George Leonard, the principal of the Bedford Academy High School in Bedford-Stuyvesant, Brooklyn, used to take a straightforward approach to ensuring that students at the school he founded showed up for after-school tutoring when he or their teachers thought they needed it.
“We’d block the exits,” Mr. Leonard said. His background as a star educator qualified him for the job of principal; his hulking six-foot frame qualified him for the job of reverse bouncer, a position he would still have if Bedford Academy hadn’t relocated shortly after its first year in 2003, moving to a building where the doors outnumber the teachers who could block them.

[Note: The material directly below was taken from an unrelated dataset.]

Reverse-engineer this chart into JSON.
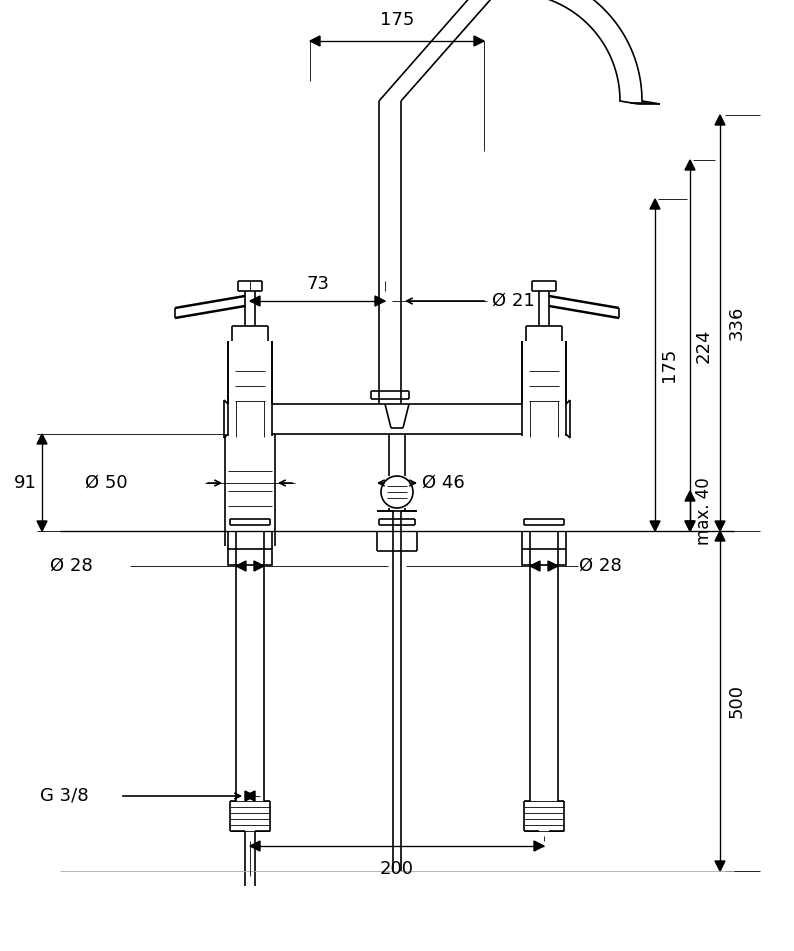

Mr. Leonard is a man of many solutions, many of them innovative, many of them, apparently, also effective. In New York City, only about 50 percent of students manage to graduate in four years. At Bedford Academy,
63 percent of the students qualify for free lunch, a majority are being raised by a single mother and another significant number are being raised by someone other than a parent. Yet close to 95 percent of students graduate, and virtually every one of those goes on to college.Mr. Leonard does not achieve those results by stocking the school full of nothing but high-testing students, an option he has had since 2004, when thousands of students started applying for just over 100 slots at the school each year. To the contrary, he has committed to keeping a third of the entering slots open for students who previously tested in the city’s bottom half on statewide math and reading exams.